Black horses
There is a part of me that is unknown to me. And still I keep finding myself inside of it. Only black horses can follow me there, to the beginning of the road.
In front of me is a black long road with black floor-length curtains – the black velvet illuminates only through the missing light. On the verge of the road dozens of smiling faces. So many encounters of my life. One foot in front of the other, and the other one in front of the next. My eyes are on the ground. One foot in front of the other foot. I’m giving myself to the walk because the destination cannot be surmised, because it is too far to be a destination of the mind, because it is too painful. My pulse gets faster when my eyes dare to look up to the right or to the left. These eyes that know that you know – and this soft smile.
The woman’s smile on the bus is the first thing that awaits me when I look up. Years ago, I offered her a seat, she gave me with a smile, that was given for that purpose and burnt itself into my memory, a little crochet Christmas tree decoration. She said she crochets all year just to give nice people these decorations. She is all alone but like this she can be spread all over the city and not be lonely. She kept the smile bravely and honestly through the whole talk.

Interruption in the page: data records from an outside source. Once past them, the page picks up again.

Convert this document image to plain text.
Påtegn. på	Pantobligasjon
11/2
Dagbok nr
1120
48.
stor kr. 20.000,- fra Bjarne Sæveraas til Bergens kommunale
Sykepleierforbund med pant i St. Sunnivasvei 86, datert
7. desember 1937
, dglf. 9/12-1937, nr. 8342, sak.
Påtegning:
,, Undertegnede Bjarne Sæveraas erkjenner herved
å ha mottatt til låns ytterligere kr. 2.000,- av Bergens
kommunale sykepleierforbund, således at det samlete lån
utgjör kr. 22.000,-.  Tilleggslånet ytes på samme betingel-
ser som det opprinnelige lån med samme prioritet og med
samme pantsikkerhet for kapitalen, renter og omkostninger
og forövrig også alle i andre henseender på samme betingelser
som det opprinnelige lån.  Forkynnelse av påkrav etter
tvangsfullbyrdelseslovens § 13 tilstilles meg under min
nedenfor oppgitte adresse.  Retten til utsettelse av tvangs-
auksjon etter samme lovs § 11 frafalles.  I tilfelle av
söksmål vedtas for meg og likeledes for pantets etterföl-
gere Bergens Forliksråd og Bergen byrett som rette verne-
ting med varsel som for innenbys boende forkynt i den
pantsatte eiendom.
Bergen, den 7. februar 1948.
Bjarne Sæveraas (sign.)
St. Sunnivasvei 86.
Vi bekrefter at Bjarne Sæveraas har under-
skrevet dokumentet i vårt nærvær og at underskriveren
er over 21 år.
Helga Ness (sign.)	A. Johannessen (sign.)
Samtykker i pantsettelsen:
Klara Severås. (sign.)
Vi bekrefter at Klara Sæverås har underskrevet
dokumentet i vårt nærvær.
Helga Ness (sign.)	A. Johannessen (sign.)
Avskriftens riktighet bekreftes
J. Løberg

The smile of the street newspaper vendor on the tram: It was her first try to deliver her practised sales speech. She stood confidently in the middle of the wagon. Said her first words with a strong voice and stiff features. No one looked up, no one saw her. Her voice started trembling, faded and broke off. She stood close to the door and waited till she could get off and stormed out. She held her face in her hands, the newspapers in front of it. I approached her on the platform and told her that I’d like to buy a newspaper. She looked up, dried with a movement of her hand her tears, stated the price, and gave me with a deliberately calm hand the newspaper and thanked me with a knowing smile.
I look to the left. The smile of a man who walks in slalom around the pigeons on the shopping street. He wanted to yield to them, so they wouldn’t be flushed out, like they were by the other people.
My chest gets tighter with every step, like there is a hundredweight of lead on my chest. But no, the head lifts itself again and sees the next one.
The smile of a little girl who tells me that she buys broken toys and stuffed animals because no one else would buy them and love them if she didn’t. After these words her smile changed into one of the saddest I have ever seen. For her age, she understood too much of the world.
The man who told me that he preferred to sit a long time on the seat of the tram to warm it, so he could imagine that someone who needed the warmth and the closeness could get it through this warmed tram seat. This kind and coy smile, as he was aware of his oddity. But where should he put the love that no one wanted? His smile – eternally etched in.
I stand still. My body can’t move forward. I am at the end of the long black road. From both sides dozens of faces smile at me from the black velvet, hundreds of meters left and right. The black horses reappear in front of me and pull me. The hundredweight of lead lies indescribably heavy on my chest, pulls me deeper and deeper into the black hole. The faces are smiling at me steadily.
To let go, to exhale and to give in to the warmth. The more the warmth prevails the more the black horses’ fur changes slowly into light. The black around me brightens slowly up. I fall slower until the light softly breaks my falls. My palm slides cautiously over the black fur and I can feel only warmth. I am now completely in the light that unites all the smiles of the world, that wraps itself around everything, like a shell, like the warm, infinite embrace of a lover.